Roles of β-adrenoceptor Subtypes and Therapeutics in Human Cardiovascular Disease: Heart Failure, Tachyarrhythmias and Other Cardiovascular Disorders

Abstract

β-Adrenoceptors (β-ARs) provide an important therapeutic target for the treatment of cardiovascular disease. Three β-ARs, β₁-AR, β₂-AR, β₃-AR are localized to the human heart. Activation of β₁-AR and β₂-ARs increases heart rate, force of contraction (inotropy) and consequently cardiac output to meet physiological demand. However, in disease, chronic over-activation of β₁-AR is responsible for the progression of disease (e.g. heart failure) mediated by pathological hypertrophy, adverse remodelling and premature cell death. Furthermore, activation of β₁-AR is critical in the pathogenesis of cardiac arrhythmias while activation of β₂-AR directly influences blood pressure haemostasis. There is an increasing awareness of the contribution of β₂-AR in cardiovascular disease, particularly arrhythmia generation. All β-blockers used therapeutically to treat cardiovascular disease block β₁-AR with variable blockade of β₂-AR depending on relative affinity for β₁-AR vs β₂-AR. Since the introduction of β-blockers into clinical practice in 1965, β-blockers with different properties have been trialled, used and evaluated, leading to better understanding of their therapeutic effects and tolerability in various cardiovascular conditions. β-Blockers with the property of intrinsic sympathomimetic activity (ISA), i.e. β-blockers that also activate the receptor, were used in the past for post-treatment of myocardial infarction and had limited use in heart failure. The β-blocker carvedilol continues to intrigue due to numerous properties that differentiate it from other β-blockers and is used successfully in the treatment of heart failure. The discovery of β₃-AR in human heart created interest in the role of β₃-AR in heart failure but has not resulted in therapeutics at this stage.
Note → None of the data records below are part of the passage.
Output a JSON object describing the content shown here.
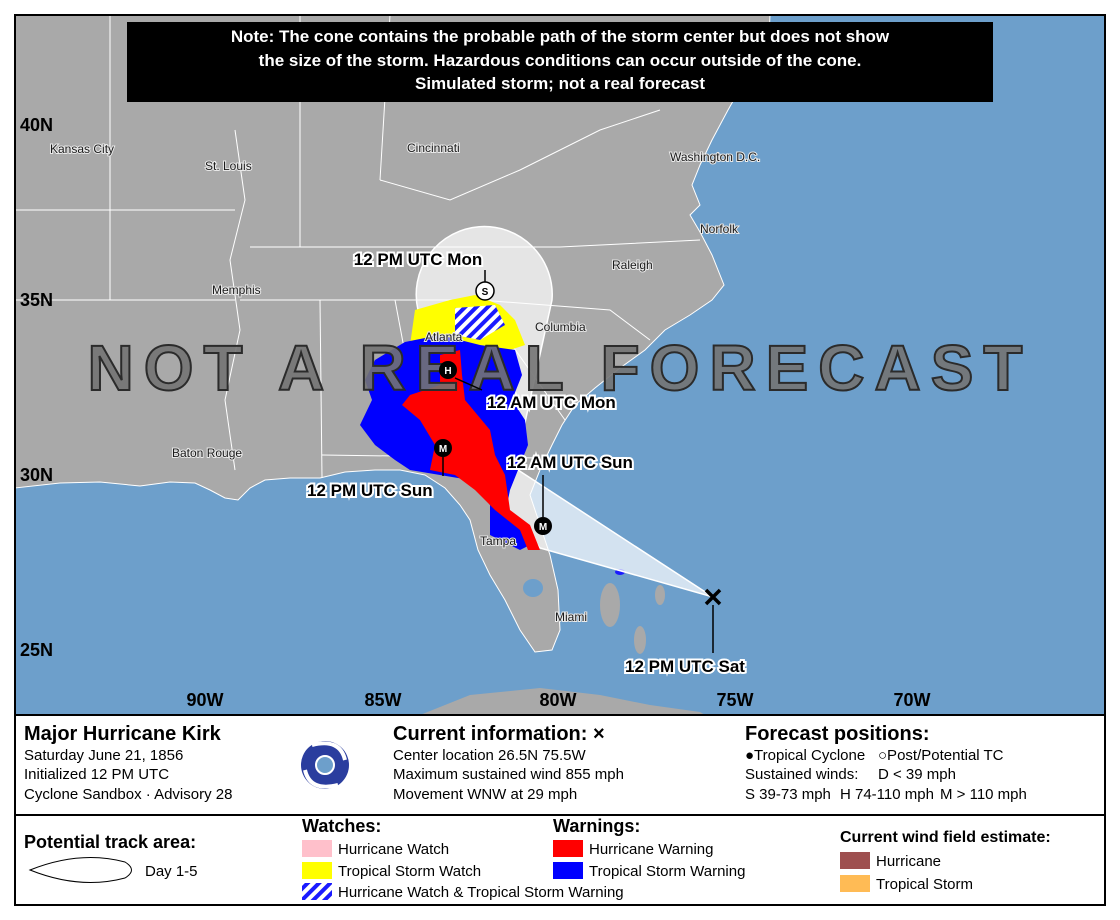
{
  "note": {
    "lines": [
      "Note: The cone contains the probable path of the storm center but does not show",
      "the size of the storm. Hazardous conditions can occur outside of the cone.",
      "Simulated storm; not a real forecast"
    ]
  },
  "watermark": "NOT A REAL FORECAST",
  "map": {
    "lat_labels": [
      "40N",
      "35N",
      "30N",
      "25N"
    ],
    "lon_labels": [
      "90W",
      "85W",
      "80W",
      "75W",
      "70W"
    ],
    "cities": [
      "Kansas City",
      "St. Louis",
      "Cincinnati",
      "Washington D.C.",
      "Norfolk",
      "Raleigh",
      "Memphis",
      "Atlanta",
      "Columbia",
      "Baton Rouge",
      "Tampa",
      "Miami"
    ],
    "track": [
      {
        "time": "12 PM UTC Mon",
        "marker": "S"
      },
      {
        "time": "12 AM UTC Mon",
        "marker": "H"
      },
      {
        "time": "12 AM UTC Sun",
        "marker": "M"
      },
      {
        "time": "12 PM UTC Sun",
        "marker": "M"
      },
      {
        "time": "12 PM UTC Sat"
      }
    ]
  },
  "storm": {
    "name": "Major Hurricane Kirk",
    "date": "Saturday June 21, 1856",
    "initialized": "Initialized 12 PM UTC",
    "source": "Cyclone Sandbox · Advisory 28"
  },
  "current": {
    "title": "Current information: ×",
    "lines": [
      "Center location 26.5N 75.5W",
      "Maximum sustained wind 855 mph",
      "Movement WNW at 29 mph"
    ]
  },
  "forecast": {
    "title": "Forecast positions:",
    "rows": [
      [
        "●Tropical Cyclone",
        "○Post/Potential TC"
      ],
      [
        "Sustained winds:",
        "D < 39 mph"
      ],
      [
        "S 39-73 mph",
        "H 74-110 mph",
        "M > 110 mph"
      ]
    ]
  },
  "legend": {
    "track_area": {
      "title": "Potential track area:",
      "label": "Day 1-5"
    },
    "watches": {
      "title": "Watches:",
      "items": [
        "Hurricane Watch",
        "Tropical Storm Watch",
        "Hurricane Watch & Tropical Storm Warning"
      ]
    },
    "warnings": {
      "title": "Warnings:",
      "items": [
        "Hurricane Warning",
        "Tropical Storm Warning"
      ]
    },
    "wind_field": {
      "title": "Current wind field estimate:",
      "items": [
        "Hurricane",
        "Tropical Storm"
      ]
    }
  }
}
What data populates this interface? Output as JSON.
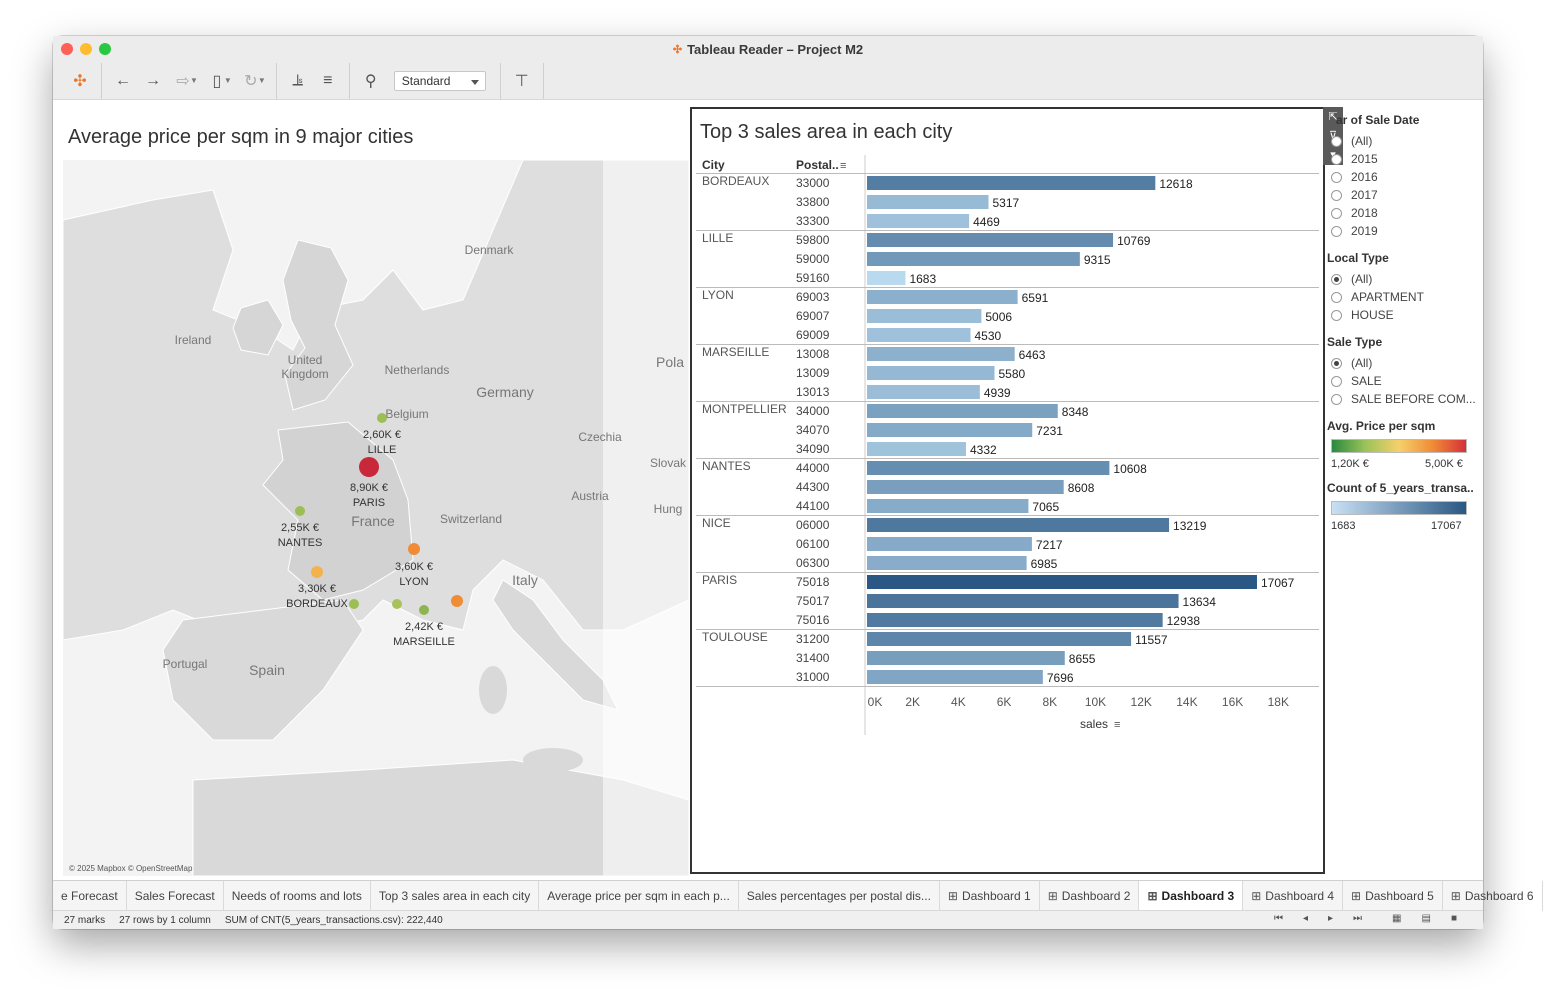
{
  "window": {
    "title": "Tableau Reader – Project M2"
  },
  "toolbar": {
    "view_select": "Standard"
  },
  "map_panel": {
    "title": "Average price per sqm in 9 major cities",
    "credit": "© 2025 Mapbox © OpenStreetMap",
    "geo_labels": [
      "Denmark",
      "Ireland",
      "United Kingdom",
      "Netherlands",
      "Germany",
      "Pola",
      "Belgium",
      "Czechia",
      "Slovak",
      "Austria",
      "Hung",
      "France",
      "Switzerland",
      "Italy",
      "Portugal",
      "Spain"
    ],
    "cities": [
      {
        "name": "LILLE",
        "price": "2,60K €"
      },
      {
        "name": "PARIS",
        "price": "8,90K €"
      },
      {
        "name": "NANTES",
        "price": "2,55K €"
      },
      {
        "name": "LYON",
        "price": "3,60K €"
      },
      {
        "name": "BORDEAUX",
        "price": "3,30K €"
      },
      {
        "name": "MARSEILLE",
        "price": "2,42K €"
      }
    ]
  },
  "chart_data": {
    "type": "bar",
    "title": "Top 3 sales area in each city",
    "col_city": "City",
    "col_postal": "Postal..",
    "xlabel": "sales",
    "xlim": [
      0,
      18000
    ],
    "xticks": [
      "0K",
      "2K",
      "4K",
      "6K",
      "8K",
      "10K",
      "12K",
      "14K",
      "16K",
      "18K"
    ],
    "groups": [
      {
        "city": "BORDEAUX",
        "rows": [
          {
            "postal": "33000",
            "value": 12618,
            "label": "12618"
          },
          {
            "postal": "33800",
            "value": 5317,
            "label": "5317"
          },
          {
            "postal": "33300",
            "value": 4469,
            "label": "4469"
          }
        ]
      },
      {
        "city": "LILLE",
        "rows": [
          {
            "postal": "59800",
            "value": 10769,
            "label": "10769"
          },
          {
            "postal": "59000",
            "value": 9315,
            "label": "9315"
          },
          {
            "postal": "59160",
            "value": 1683,
            "label": "1683"
          }
        ]
      },
      {
        "city": "LYON",
        "rows": [
          {
            "postal": "69003",
            "value": 6591,
            "label": "6591"
          },
          {
            "postal": "69007",
            "value": 5006,
            "label": "5006"
          },
          {
            "postal": "69009",
            "value": 4530,
            "label": "4530"
          }
        ]
      },
      {
        "city": "MARSEILLE",
        "rows": [
          {
            "postal": "13008",
            "value": 6463,
            "label": "6463"
          },
          {
            "postal": "13009",
            "value": 5580,
            "label": "5580"
          },
          {
            "postal": "13013",
            "value": 4939,
            "label": "4939"
          }
        ]
      },
      {
        "city": "MONTPELLIER",
        "rows": [
          {
            "postal": "34000",
            "value": 8348,
            "label": "8348"
          },
          {
            "postal": "34070",
            "value": 7231,
            "label": "7231"
          },
          {
            "postal": "34090",
            "value": 4332,
            "label": "4332"
          }
        ]
      },
      {
        "city": "NANTES",
        "rows": [
          {
            "postal": "44000",
            "value": 10608,
            "label": "10608"
          },
          {
            "postal": "44300",
            "value": 8608,
            "label": "8608"
          },
          {
            "postal": "44100",
            "value": 7065,
            "label": "7065"
          }
        ]
      },
      {
        "city": "NICE",
        "rows": [
          {
            "postal": "06000",
            "value": 13219,
            "label": "13219"
          },
          {
            "postal": "06100",
            "value": 7217,
            "label": "7217"
          },
          {
            "postal": "06300",
            "value": 6985,
            "label": "6985"
          }
        ]
      },
      {
        "city": "PARIS",
        "rows": [
          {
            "postal": "75018",
            "value": 17067,
            "label": "17067"
          },
          {
            "postal": "75017",
            "value": 13634,
            "label": "13634"
          },
          {
            "postal": "75016",
            "value": 12938,
            "label": "12938"
          }
        ]
      },
      {
        "city": "TOULOUSE",
        "rows": [
          {
            "postal": "31200",
            "value": 11557,
            "label": "11557"
          },
          {
            "postal": "31400",
            "value": 8655,
            "label": "8655"
          },
          {
            "postal": "31000",
            "value": 7696,
            "label": "7696"
          }
        ]
      }
    ],
    "color_min": "#b9d9ef",
    "color_max": "#2a5783"
  },
  "filters": {
    "year": {
      "title": "ar of Sale Date",
      "options": [
        "(All)",
        "2015",
        "2016",
        "2017",
        "2018",
        "2019"
      ]
    },
    "local_type": {
      "title": "Local Type",
      "options": [
        "(All)",
        "APARTMENT",
        "HOUSE"
      ]
    },
    "sale_type": {
      "title": "Sale Type",
      "options": [
        "(All)",
        "SALE",
        "SALE BEFORE COM..."
      ]
    },
    "price_legend": {
      "title": "Avg. Price per sqm",
      "min": "1,20K €",
      "max": "5,00K €"
    },
    "count_legend": {
      "title": "Count of 5_years_transa..",
      "min": "1683",
      "max": "17067"
    }
  },
  "tabs": [
    "e Forecast",
    "Sales Forecast",
    "Needs of rooms and lots",
    "Top 3 sales area in each city",
    "Average price per sqm in each p...",
    "Sales percentages per postal dis...",
    "Dashboard 1",
    "Dashboard 2",
    "Dashboard 3",
    "Dashboard 4",
    "Dashboard 5",
    "Dashboard 6"
  ],
  "active_tab": "Dashboard 3",
  "status": {
    "marks": "27 marks",
    "rows": "27 rows  by  1 column",
    "sum": "SUM of CNT(5_years_transactions.csv): 222,440"
  }
}
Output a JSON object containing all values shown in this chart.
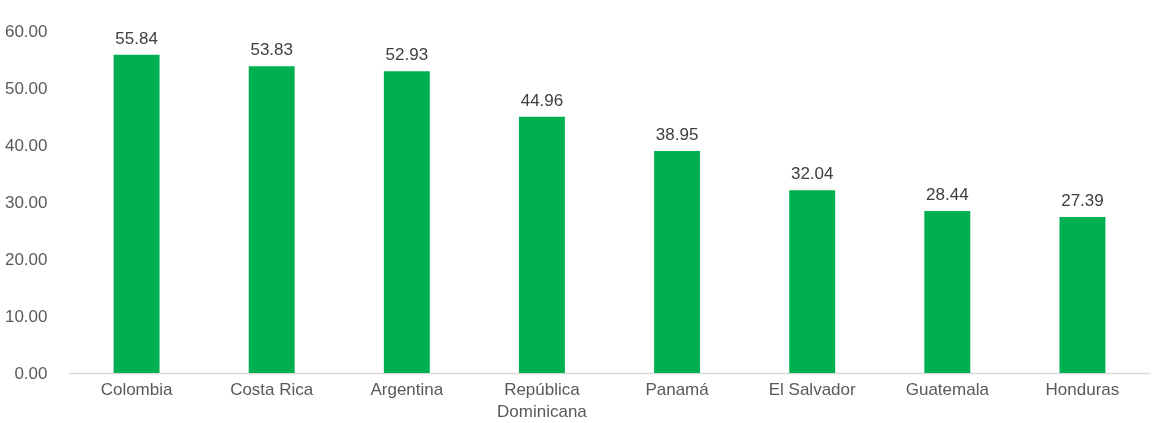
{
  "chart_data": {
    "type": "bar",
    "categories": [
      "Colombia",
      "Costa Rica",
      "Argentina",
      "República Dominicana",
      "Panamá",
      "El Salvador",
      "Guatemala",
      "Honduras"
    ],
    "values": [
      55.84,
      53.83,
      52.93,
      44.96,
      38.95,
      32.04,
      28.44,
      27.39
    ],
    "color": "#00b050",
    "ylim": [
      0,
      60
    ],
    "yticks": [
      {
        "value": 0,
        "label": "0.00"
      },
      {
        "value": 10,
        "label": "10.00"
      },
      {
        "value": 20,
        "label": "20.00"
      },
      {
        "value": 30,
        "label": "30.00"
      },
      {
        "value": 40,
        "label": "40.00"
      },
      {
        "value": 50,
        "label": "50.00"
      },
      {
        "value": 60,
        "label": "60.00"
      }
    ],
    "data_labels": true,
    "grid": false
  }
}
Keywords: Acute coronary syndrome; Anxiety; Arrestin; Arrhythmia; Cardiac ryanodine receptors; Carvedilol; Chronic coronary artery syndrome; Coronary artery disease; Cyclic AMP; Excitation-contraction coupling; Giα-protein; Gsα-protein; Human heart; Human heart failure; Hypertension; Hypertension in pregnancy; Hyperthyroidism; Intrinsic sympathomimetic activity; Migraine; Mirabegron; Phaeochromocytomas and paragangliomas; Phosphodiesterase enzymes; Portal hypertension; Protein kinase A; Ventricular arrhythmias; β-adrenoceptors; β-blockers; β1-adrenoceptor; β2-adrenoceptor; β3-adrenoceptor.